CONTROL SYSTEMS: Disparate ‘no starts’ offer chance to review for single points of failure – Combined Cycle Journal

CONTROL SYSTEMS: Disparate ‘no starts’ offer chance to review for single points of failure

Two recent unrelated field events at separate sites had a common factor: A single point of failure originating in one device out of a redundant set. Together, they offer an opportunity to tighten up start sequences and avoid failures to start, noted Abel Rochwarger, chief engineer, Gas Turbine Controls Corp.

The first case involves a site with four simple-cycle frame gas turbines, the second a site with two aero GTs in combined cycle.

Ambient temperature TCs. At the frame site, a high differential among ambient-temperature thermocouples (TCs) was causing a “not ready to start” situation. Ambient temperature is measured with three TCs in the inlet filter house having a centerline oriented north-south. When the sun is in the West, the west-side thermocouple (W-TC) reads higher than the other two. This creates a differential that is interpreted as a “failure” resulting in a “not ready to start” status.

Examination of the inlet filter house revealed that the W-TC (photo at left), was much closer to the wall than the east-side thermocouple (E-TC, photo at right). The third thermocouple was on the centerline. The W-TC reading was affected by the proximity to the inlet-filter sidewall.

There were two compounding problems. The first is sub-optimal location of the thermocouples. For ambient-temperature measurement, it should be acceptable to install all three thermocouples about 2 ft apart in the center of the filter house. The second is that the sequence used a “no high differential” as a permissive to start—that is, a high differential would result in a “not ready to start” condition.

Thus, one thermocouple reading much differently than the other two resulted in a “not ready to start,” a single point of failure.

Two-part solution. The first recommendation is that, at first opportunity, the site should locate E-TC and W-TC closer to the center of the inlet filter housing, about two feet from the centerline TC. This has the added advantage of allowing maintenance on all three without maneuvering a step ladder while also avoiding the nuisance alarm during sunny periods of the day.

The second recommendation is to replace the “no high differential” from the permissives-to-start with a “two out of three TCs failed.” Having triple redundant TCs use the differential between the highest and lowest reading to determine start readiness does not make sense. With this simple mod, when one TC fails, the site gets an alarm but will still remain ready to start; two failed TCs will interrupt the start sequence.

Speed pickups on aero GTs. At the second site, during startup, one of the two LP-compressor speed pickups feeding the control core (not the protective) was spiking to 128% (max scale) momentarily, but long enough to trip the unit. The spikes occurred only during startup and at below 40% speed.
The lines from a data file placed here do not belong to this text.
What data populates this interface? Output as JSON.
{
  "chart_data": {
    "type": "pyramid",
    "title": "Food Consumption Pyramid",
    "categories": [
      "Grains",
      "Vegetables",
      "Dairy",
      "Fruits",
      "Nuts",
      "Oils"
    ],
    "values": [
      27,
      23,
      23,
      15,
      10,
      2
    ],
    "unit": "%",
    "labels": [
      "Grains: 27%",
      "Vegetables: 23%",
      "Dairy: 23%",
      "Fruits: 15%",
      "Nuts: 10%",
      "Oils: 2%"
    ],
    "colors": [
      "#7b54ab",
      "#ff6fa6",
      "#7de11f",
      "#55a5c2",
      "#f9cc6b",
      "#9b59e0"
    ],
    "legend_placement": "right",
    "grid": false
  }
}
Site personnel changed the speed pickup, rechecked all the wiring, shields, and wiring and shield terminations, and, as expected, found nothing damaged, loose, or wrong. Yet the situation persisted. Curiously, after the spike induced the first overspeed trip, the operator could restart the unit, consistently, with no second spike.

Other specialists could not find any physical evidence of malfunction, or wiring errors, either, so the sequencing was investigated. These units have two, not three, control speed pickups per shaft. A high-select block, the higher of the two speed pick-ups, determines the LP-compressor shaft speed.

If one of the two speed pickups spikes, even momentarily, the high-select block will read the spike as the shaft’s speed and trip the unit. This is the single point of failure.

However, there is a selectable option with better functionality for checking I/O status. When the signals are within acceptable limits, the output can be the average (Avg) instead of the maximum (Max) of the two input signals (the “high select” block). This method will also detect high differential and discard the first “too high or too low” device using the other device’s value as the block’s output through the Max function instead of Avg. If both devices read too high or too low, the block detects an “all devices failed” condition.

This not-so-widely-used block, compared with the “high select” block, allows the unit to survive the speed spike without a trip during the start. The corresponding one-bad-signal alarm is dropped during the momentary spike.

After making this mod, the units have gone through several starts without trips.

Wrapping up. It is not clear why the OEM’s sequence considered the “no-differential” as a permissive to start with three physical redundant thermocouples, or why the TCs were located so close to the walls. Why the OEM used the “high select” block instead of the alternative one at the aero site is also a mystery. But independent review can discover valid options to resolve single-point-of-failure conditions.